Un marinero muerto
La gente del mar es como José Ángel Sampedro, un patrón anónimo que resume sin embargo los misterios de la vida
Le debía estas líneas a José Ángel, a su familia y a sus incontables amigos de Aguiño, desde hace tiempo. El pasado 27 de enero, mientras faenaba en aguas de Irlanda como tantas veces, tantos años, recibió una llamada de su mujer, Maricarmen.
La vida en el mar es así: durante meses es fácil sentirse como el marino de El corazón de las tinieblas, buscando un botín incierto cada vez más lejos de la tierra, a la que te acercan de nuevo esos breves contactos con una voz querida, algo metálica pero irresistiblemente humana.
José Ángel colgó, sin saber que sería su última llamada. Según cuenta La Voz de Galicia, minutos después se sintió indispuesto y su corazón, moldeado con salitre, se rompió en la cubierta del barco, como el de un actor de teatro que muere en el escenario con las botas puestas y una última frase pendiente en la boca.
Ni su nombre ni su apellido, Sampedro, le dirán gran cosa a quienes no le conocían ni disfrutaban, cuando volvía a casa, de su charla tranquila y sabia que a algunos, de secano, nos permitió conocer los secretos de uno de los oficios más duros y desconocidos del mundo.
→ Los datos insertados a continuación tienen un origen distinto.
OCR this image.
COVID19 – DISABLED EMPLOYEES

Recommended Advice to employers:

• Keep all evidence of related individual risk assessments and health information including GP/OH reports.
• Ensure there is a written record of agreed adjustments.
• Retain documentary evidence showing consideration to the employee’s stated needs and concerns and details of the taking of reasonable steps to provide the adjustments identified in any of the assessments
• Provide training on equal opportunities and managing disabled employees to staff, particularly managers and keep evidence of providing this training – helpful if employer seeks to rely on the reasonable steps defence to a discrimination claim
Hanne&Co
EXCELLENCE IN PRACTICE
La gente del mar se quita importancia y espanta, cuando pisa tierra firme, los fantasmas y monstruos con mil caras que los acompañan en las travesías.
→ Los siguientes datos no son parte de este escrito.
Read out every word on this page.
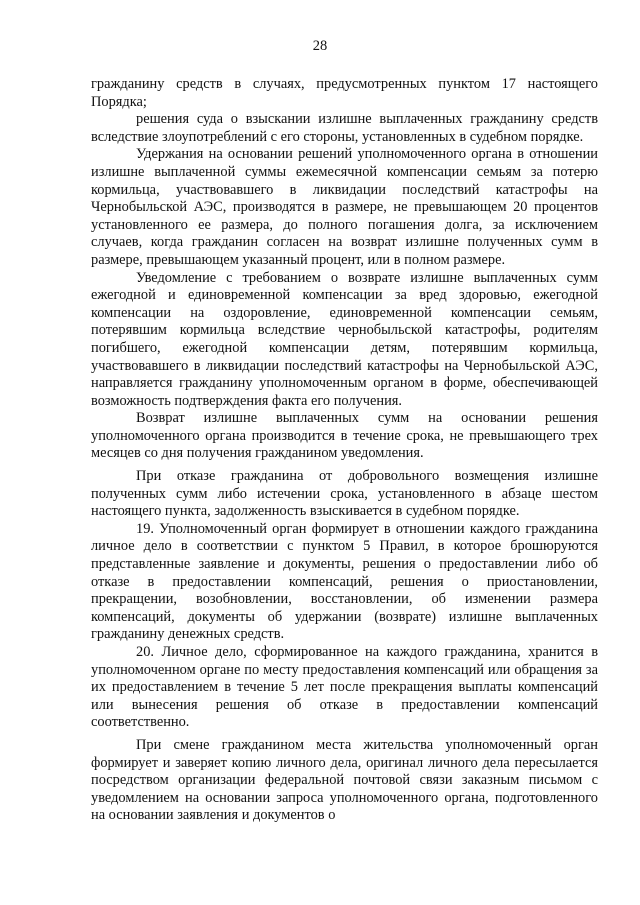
28

гражданину средств в случаях, предусмотренных пунктом 17 настоящего Порядка;

решения суда о взыскании излишне выплаченных гражданину средств вследствие злоупотреблений с его стороны, установленных в судебном порядке.

Удержания на основании решений уполномоченного органа в отношении излишне выплаченной суммы ежемесячной компенсации семьям за потерю кормильца, участвовавшего в ликвидации последствий катастрофы на Чернобыльской АЭС, производятся в размере, не превышающем 20 процентов установленного ее размера, до полного погашения долга, за исключением случаев, когда гражданин согласен на возврат излишне полученных сумм в размере, превышающем указанный процент, или в полном размере.

Уведомление с требованием о возврате излишне выплаченных сумм ежегодной и единовременной компенсации за вред здоровью, ежегодной компенсации на оздоровление, единовременной компенсации семьям, потерявшим кормильца вследствие чернобыльской катастрофы, родителям погибшего, ежегодной компенсации детям, потерявшим кормильца, участвовавшего в ликвидации последствий катастрофы на Чернобыльской АЭС, направляется гражданину уполномоченным органом в форме, обеспечивающей возможность подтверждения факта его получения.

Возврат излишне выплаченных сумм на основании решения уполномоченного органа производится в течение срока, не превышающего трех месяцев со дня получения гражданином уведомления.

При отказе гражданина от добровольного возмещения излишне полученных сумм либо истечении срока, установленного в абзаце шестом настоящего пункта, задолженность взыскивается в судебном порядке.

19. Уполномоченный орган формирует в отношении каждого гражданина личное дело в соответствии с пунктом 5 Правил, в которое брошюруются представленные заявление и документы, решения о предоставлении либо об отказе в предоставлении компенсаций, решения о приостановлении, прекращении, возобновлении, восстановлении, об изменении размера компенсаций, документы об удержании (возврате) излишне выплаченных гражданину денежных средств.

20. Личное дело, сформированное на каждого гражданина, хранится в уполномоченном органе по месту предоставления компенсаций или обращения за их предоставлением в течение 5 лет после прекращения выплаты компенсаций или вынесения решения об отказе в предоставлении компенсаций соответственно.

При смене гражданином места жительства уполномоченный орган формирует и заверяет копию личного дела, оригинал личного дела пересылается посредством организации федеральной почтовой связи заказным письмом с уведомлением на основании запроса уполномоченного органа, подготовленного на основании заявления и документов о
He escuchado a patrones contando, con pudor, cómo era cazar una ballena, cuál fue la ola más grande que vio en el Gran Sol, qué se sentía, en la oscuridad del océano, cuando la tormenta arreciaba y el pescado huía o cuál era la última imagen que les asaltaba cuando sufrían un abordaje pirata y se iniciaba otra larga marea negra de secuestro en un país africano con la misma concepción de los derechos humanos que en una guerra remota en el siglo XIX.
Todos ellos salen, aunque no lo sepan, en El espejo del mar, de Conrad, un homenaje «al mar imperecedero, a los barcos que ya no existen y a los hombres sencillos cuyo tiempo ya ha pasado». Y a todos ellos les une esa misma humildad que nos hace aún más pequeños al resto.
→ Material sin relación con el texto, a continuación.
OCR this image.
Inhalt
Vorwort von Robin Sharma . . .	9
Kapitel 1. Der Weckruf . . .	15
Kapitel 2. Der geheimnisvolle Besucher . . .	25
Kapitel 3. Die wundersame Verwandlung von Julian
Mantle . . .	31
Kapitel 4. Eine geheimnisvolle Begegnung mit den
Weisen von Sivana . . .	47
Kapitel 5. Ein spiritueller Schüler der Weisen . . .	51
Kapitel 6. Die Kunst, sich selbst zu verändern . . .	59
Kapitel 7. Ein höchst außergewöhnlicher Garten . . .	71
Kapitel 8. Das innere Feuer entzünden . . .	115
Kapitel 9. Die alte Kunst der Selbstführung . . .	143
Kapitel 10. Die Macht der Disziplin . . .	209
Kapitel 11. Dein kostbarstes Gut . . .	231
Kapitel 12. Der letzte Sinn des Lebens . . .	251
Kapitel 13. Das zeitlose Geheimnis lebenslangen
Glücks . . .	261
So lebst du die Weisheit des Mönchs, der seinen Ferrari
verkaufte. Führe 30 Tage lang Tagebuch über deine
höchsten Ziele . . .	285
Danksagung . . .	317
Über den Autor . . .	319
Me enteré de la muerte de José Ángel por Luis, 25 años después de conocerle en la tasca El Cruce, el puerto seco de Aguiño donde todos atracamos para ver pasar la vida y escuchar conversaciones mágicas entre la patrona, Esperanza, y percebeiros de Ribeira, conserveros de Couso, mineros del Bierzo, redeiras de Carreira, naseiros de Castiñeiras y vulgares espectadores rendidos por tanta lección magistral de vida expuesta con tanta discreción.
José Ángel Sampedro, de 51 años, encendía un cigarro, pedía un café, miraba con ojos oscuros al horizonte y ponía el cronómetro en marcha para descontar el tiempo hasta la próxima marea, deslizando secretos sobre caladeros, tripulaciones, artes de pesca y meteorología con un saber enciclopédico y un pudor injustificado.
«No lo mató el mar y lo mató un infarto», dice su viuda, madre de sus dos hijos. Pero cada marea devolverá su nombre, y con el suyo, el de tantos hombres anónimos que cruzaron dos mundos y se quedan, eternos, mirándonos a todos en la línea invisible que separa y junta a ambos. Si miran ustedes al mar sin prisas, los verán a todos sonriendo para siempre.